Ein weiterer wichtiger Kostenpunkt waren die Witwenrenten. Das ist der einzige Punkt, an dem ihr mir ernsthaft Fehlverhalten vorwerfen könnt.
Ich konnte es nicht mit meinem Gewissen vereinbaren, dass die Frauen und Kinder der im Kampfe für das Volk unseres Reiches gefallenen Männer hungern müssen! Es ist unverantwortlich der Familie eines Milizen einen gewissen Rückhalt des Staates zu entbehren! Es ist unsere moralische Pflicht! Dafür könnt ihr mich gerne richten!, sagte der Flavier erbost in die Runde und wurde leicht rot. Das Reden war manchmal doch anstrengender, als es aussah, und der Pathos eines Sophisten machte dies nicht leichter.
"Die Mehrkosten belaufen sich also auf verschiedene Renovierungen von Außenposten, Lagern und anderweitigen Posten der Milizen, die durch den Aufstand zerstört oder in Mitleidenschaft gezogen worden waren.
Ausrüstung ließ ich austauschen, wiederherstellen oder erweitern.
Den Sold der tapferen Männer hob ich, wenn auch marginal, was hier wohl vergessen wird, auch an. Es sind keine horrenden Summen geflossen. Schließlich haben diese Männer tapfer das Volk verteidigt und die Bereitschaft in die Miliz einzutreten wurde so auch immens gesteigert - schließlich hat die Provinz beachtliche Einbrüche in der Rekrutierung von Milizen verbucht, was klar auf den Aufstand zurück zu führen ist.
Und die Witwenrenten waren auch ein Kostenpunkt.

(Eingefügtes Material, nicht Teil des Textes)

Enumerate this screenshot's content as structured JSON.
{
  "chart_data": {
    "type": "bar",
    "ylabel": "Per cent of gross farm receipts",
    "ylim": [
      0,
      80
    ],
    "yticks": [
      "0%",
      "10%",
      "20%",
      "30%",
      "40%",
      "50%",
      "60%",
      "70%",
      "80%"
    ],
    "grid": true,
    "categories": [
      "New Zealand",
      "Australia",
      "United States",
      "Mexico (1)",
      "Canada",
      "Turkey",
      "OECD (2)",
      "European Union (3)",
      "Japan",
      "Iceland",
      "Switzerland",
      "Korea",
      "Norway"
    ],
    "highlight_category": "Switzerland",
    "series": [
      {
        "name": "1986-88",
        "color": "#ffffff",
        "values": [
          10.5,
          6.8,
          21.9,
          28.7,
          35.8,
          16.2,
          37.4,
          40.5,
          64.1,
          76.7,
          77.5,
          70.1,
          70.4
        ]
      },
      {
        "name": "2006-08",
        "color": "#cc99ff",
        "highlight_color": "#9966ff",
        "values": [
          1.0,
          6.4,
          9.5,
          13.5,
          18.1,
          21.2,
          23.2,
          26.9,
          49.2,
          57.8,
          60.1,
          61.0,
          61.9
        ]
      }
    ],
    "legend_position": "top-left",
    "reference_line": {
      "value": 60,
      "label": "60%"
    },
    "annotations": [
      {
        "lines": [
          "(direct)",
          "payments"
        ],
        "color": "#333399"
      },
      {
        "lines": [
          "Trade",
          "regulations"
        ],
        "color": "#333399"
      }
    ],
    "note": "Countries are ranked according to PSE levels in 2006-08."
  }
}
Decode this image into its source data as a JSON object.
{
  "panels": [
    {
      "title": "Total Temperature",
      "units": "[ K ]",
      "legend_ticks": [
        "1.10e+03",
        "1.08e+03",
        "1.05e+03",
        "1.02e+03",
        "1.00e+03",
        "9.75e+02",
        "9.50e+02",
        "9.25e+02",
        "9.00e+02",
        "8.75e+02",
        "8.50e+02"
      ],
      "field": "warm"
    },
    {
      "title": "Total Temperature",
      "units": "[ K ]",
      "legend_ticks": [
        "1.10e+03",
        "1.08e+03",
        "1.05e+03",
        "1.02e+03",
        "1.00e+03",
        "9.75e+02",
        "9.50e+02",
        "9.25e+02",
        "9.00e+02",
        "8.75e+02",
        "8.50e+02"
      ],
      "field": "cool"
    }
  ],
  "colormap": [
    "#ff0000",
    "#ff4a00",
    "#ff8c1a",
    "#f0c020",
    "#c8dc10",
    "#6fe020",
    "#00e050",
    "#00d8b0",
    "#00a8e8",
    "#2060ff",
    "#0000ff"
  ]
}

Das war alles - keine private Armee, keine Befehlsgewalt - schließlich sind die Milizen dezentralisiert über die ganze Provinz verteilt.
Es darf auch nicht vergessen werden, dass die Miliz auch polizeiliche Aufgaben ausfüllt und die Sicherheit einer Provinz stets gewährleistet sein muss.
Dafür habe ich gesorgt, für nicht mehr und nicht minder."
Noch ein letztes Mal blickte er sich um und begab sich wieder auf seinen Platz unter den Praetoren.